Below is a verbatim transcript of the interview. Also watch the video.

Q: The first set back is here in the form of a rate hike. How much ground do you think the market stands to lose because of it?

A: Clearly the way SGX Nifty points, we will be straightaway 1.25-1.5% down but the big question is whether we would hold on to that 5,180-5,200-mark. In case we hold on that, yes, I suppose the markets will still trade in this range of 5,200-5,300 over the next couple of days. But in case we break that then I suppose we would be in a new range again, which is basically 5,150-5,200-mark. We need to see how it trades in the morning at least in the first one-and-half to two hours because I do not think the market is spooked about this 25 basis points hike but it is the timing, which the markets will get spooked about.

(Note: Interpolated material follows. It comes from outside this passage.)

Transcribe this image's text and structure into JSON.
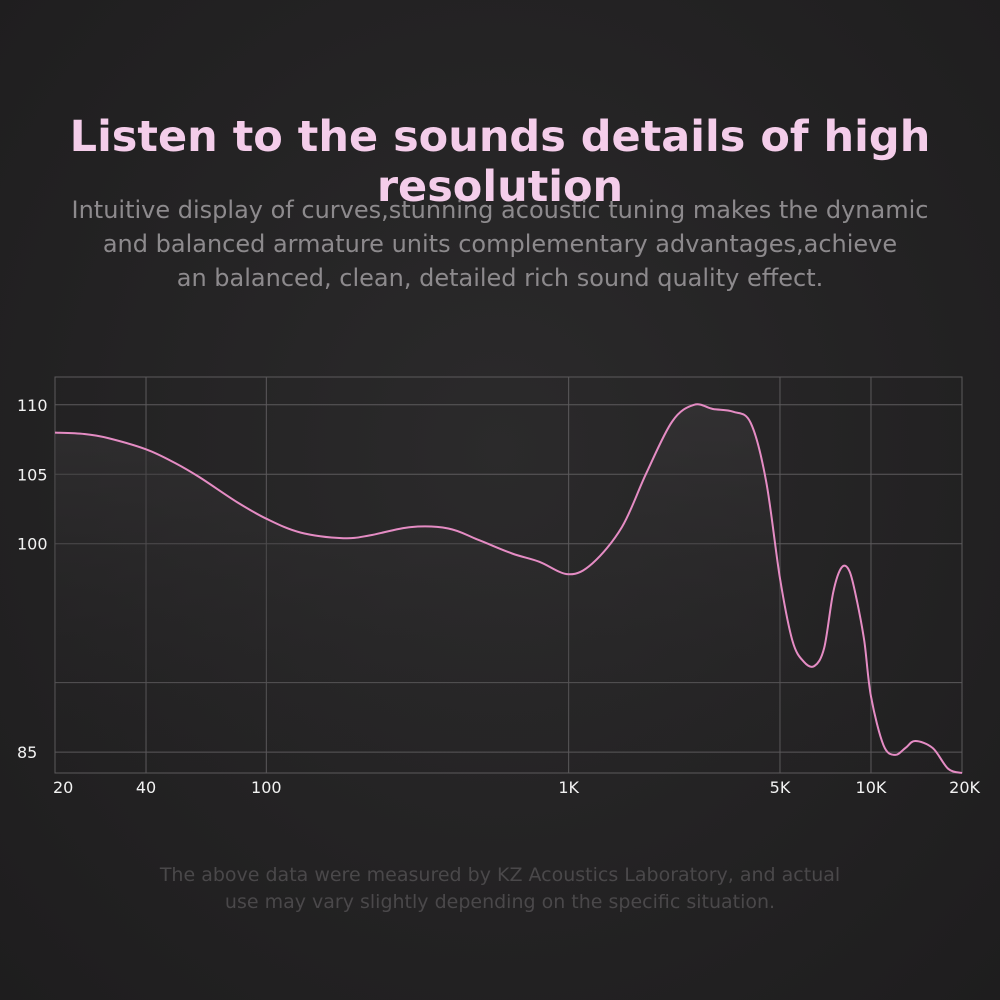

Q: What is the sentiment like are people surprised and is the knee-jerk reaction likely or are they saying that we have expected this for the last three months maybe in place of April it came 20 days earlier or it is not a big deal, which way is the sentiment now?

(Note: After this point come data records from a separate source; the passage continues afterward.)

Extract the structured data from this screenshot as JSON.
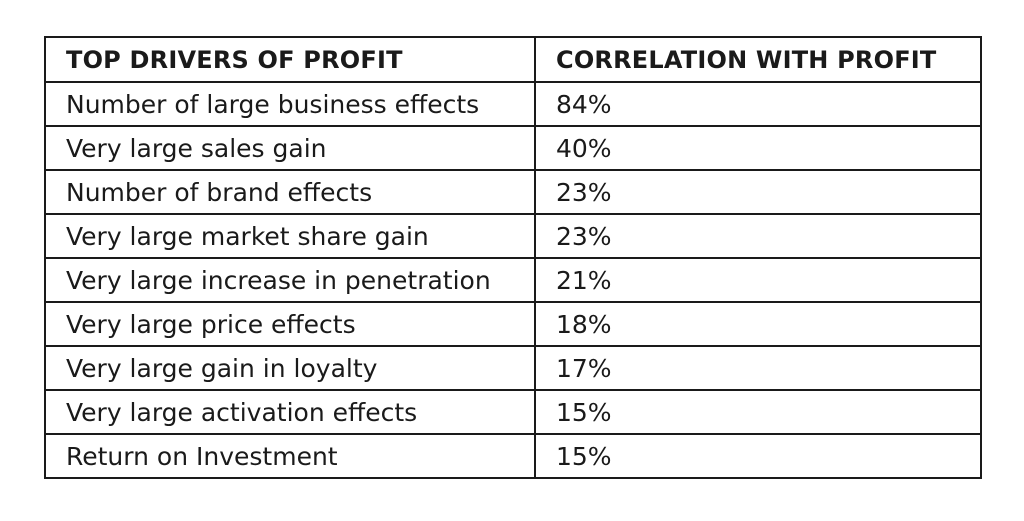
{
  "chart_data": {
    "type": "table",
    "columns": [
      "TOP DRIVERS OF PROFIT",
      "CORRELATION WITH PROFIT"
    ],
    "rows": [
      {
        "driver": "Number of large business effects",
        "correlation": "84%",
        "value": 84
      },
      {
        "driver": "Very large sales gain",
        "correlation": "40%",
        "value": 40
      },
      {
        "driver": "Number of brand effects",
        "correlation": "23%",
        "value": 23
      },
      {
        "driver": "Very large market share gain",
        "correlation": "23%",
        "value": 23
      },
      {
        "driver": "Very large increase in penetration",
        "correlation": "21%",
        "value": 21
      },
      {
        "driver": "Very large price effects",
        "correlation": "18%",
        "value": 18
      },
      {
        "driver": "Very large gain in loyalty",
        "correlation": "17%",
        "value": 17
      },
      {
        "driver": "Very large activation effects",
        "correlation": "15%",
        "value": 15
      },
      {
        "driver": "Return on Investment",
        "correlation": "15%",
        "value": 15
      }
    ]
  }
}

A: I do not think it is the amount, which actually is creating an issue. It is the timing, which clearly shows that there is a lot of urgency as far as this is concerned and this could be the first in the series of hike. Earlier if people were expecting a 200 basis points rise over the next 6-8 months. That figure will now go up in people's mind to 150 basis points. That is what will create an issue.

But in case there is a knee-jerk reaction then that is exactly we need to watch out in the first one or two hours of trade because if it is a knee-jerk reaction and the market bounces back to be on 5,200 levels. We are still in the safe zone.

But in case it breaks and stays below then we have an issue on hand.

Q: Which of these rate sensitive sectors would you expect to react the most between banks, real estate and autos?

A: I think straightaway it would be the real estate sector, which anyways has been comparatively weak as compared to the rest of the market. The other sector, which is auto, which has been doing extremely well, being one of the most rate sensitive ones-that is the second one to suffer and thirdly it would be banks. 

Q: From the PSU banking, which ones would you be more wary of now? 

A: In fact, we are not wary about PSU banks as such. But yes, because of this it would correct. But I do not think there would be any sharp correction as banks are concerned. In case there is a decent correction we would look at buying State Bank and Punjab National Bank. I would utilize any sharp correction to buy into these PSU banks from a longer term perspective.